Akta Notaris atau Notariil Akta, dalam Pasal 1 angka 7 UUJN, dimaknai sebagai akta otentik yang dibuat oleh atau di hadapan Notaris, menurut bentuk dan tata cara yang ditetapkan dalam UU ini. Secara gramatikal, dalam Kamus Besar Bahasa Indonesia, akta dimaknai sebagai surat tanda bukti berisi pernyataan (keterangan, pengakuan, keputusan, dsb) tentang peristiwa hukum yang dibuat menurut peraturan yang berlaku, disaksikan dan disahkan oleh pejabat resmi. Sampai pada titik ini, sudah jelas kiranya mengenai posisi, fungsi, tugas dan wewenang Notaris. Bahwa dalam jabatannya, Notaris berwenang membuat akta otentik.
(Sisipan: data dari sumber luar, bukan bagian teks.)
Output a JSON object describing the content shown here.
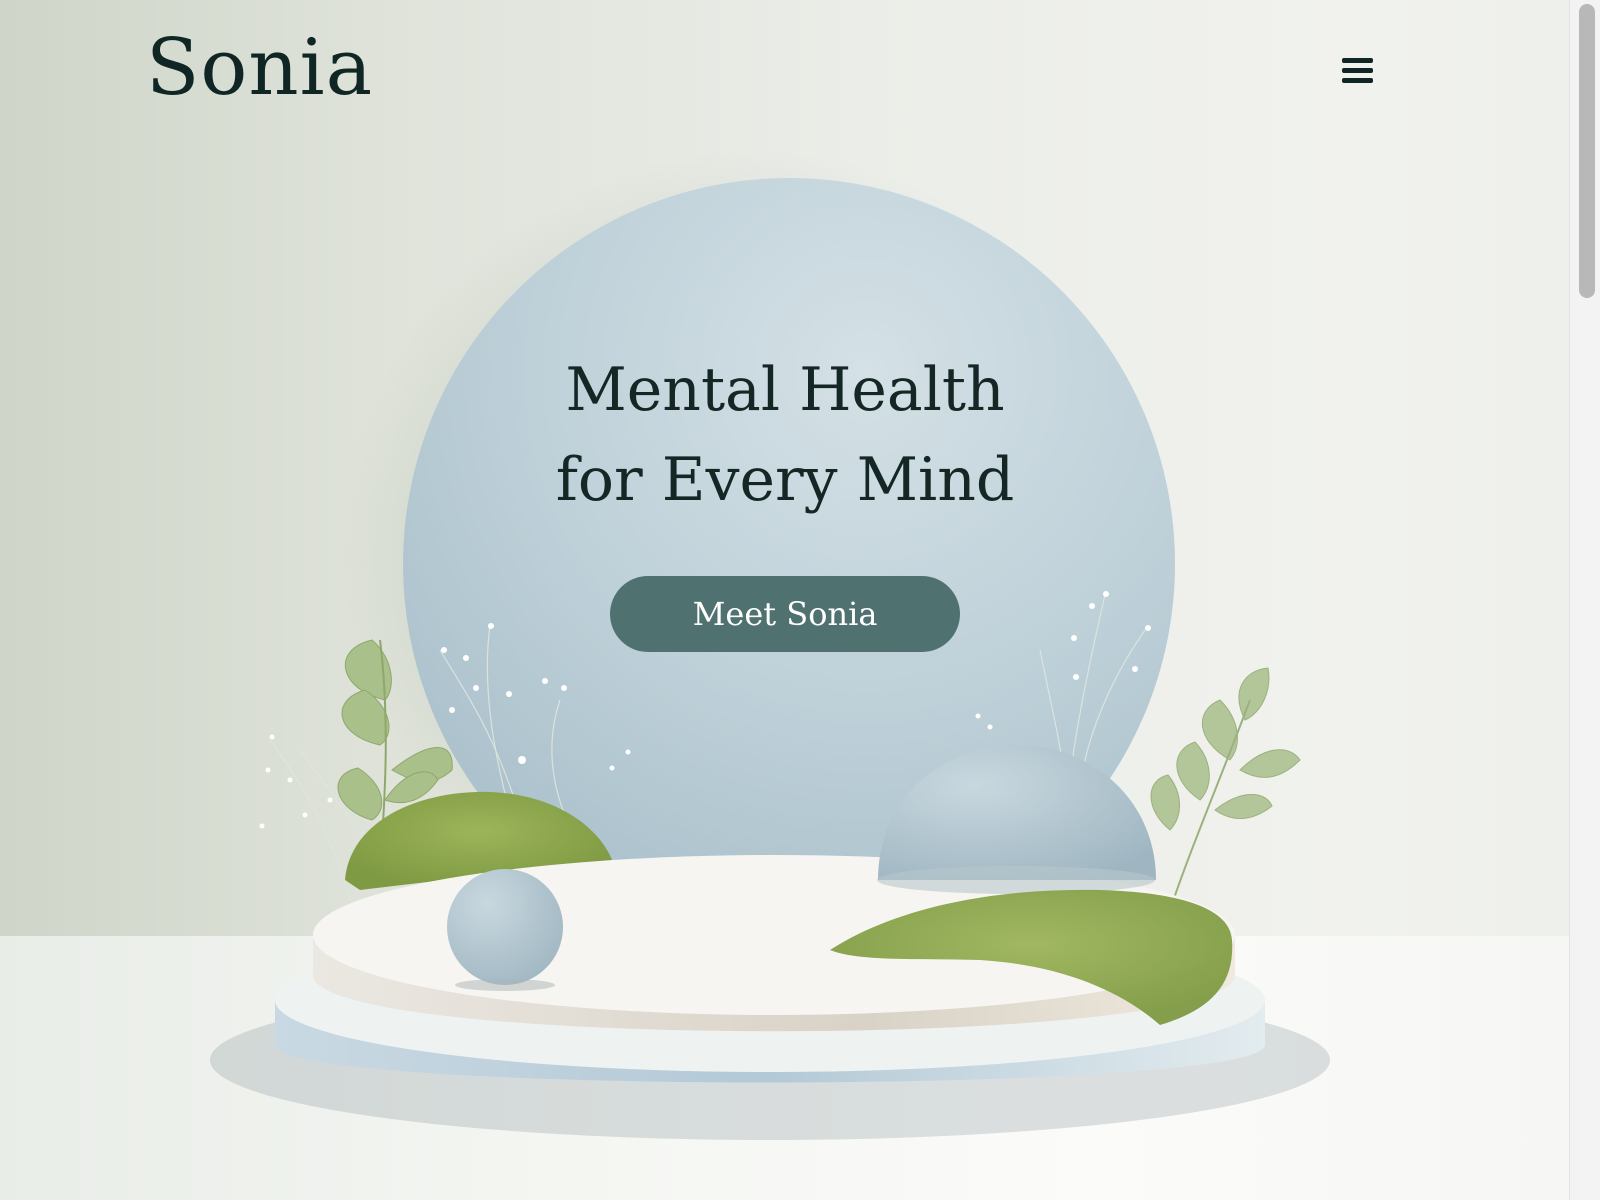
{
  "header": {
    "logo": "Sonia",
    "menu_icon": "hamburger-menu-icon"
  },
  "hero": {
    "headline_line1": "Mental Health",
    "headline_line2": "for Every Mind",
    "cta_label": "Meet Sonia"
  },
  "colors": {
    "text_dark": "#142725",
    "button_bg": "#4f7270",
    "circle_blue": "#b6cad4",
    "moss_green": "#8fa84f"
  }
}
Akta notaris dikatakan sebagai alat bukti otentik. Jika Akta Notaris tersebut dibuat sesuai/memenuhi persyaratan kumulatif sebagaimana dipersyaratkan dalam Pasal 1868 KUHPerdata. Namun, apabila salah satu saja tidak terpenuhi, maka Akta Notaris tersebut terdegradasi menjadi hanya sebagai akta dibawah tangan.
Berikutnya tentang apa saja yang dikatakan sebagai alat bukti otentik, alat bukti otentik adalah semua alat bukti surat yang memenuhi persyaratan kumulatif dalam Pasal 1868 KUHPerdata.
Dasar Hukum :
1. Kitab Undang-Undang Hukum Perdata.
2. Undang-Undang No. 30 Tahun 2004 tentang Jabatan Notaris sebagaimana telah diubah dengan Undang-Undang No. 2 Tahun 2014.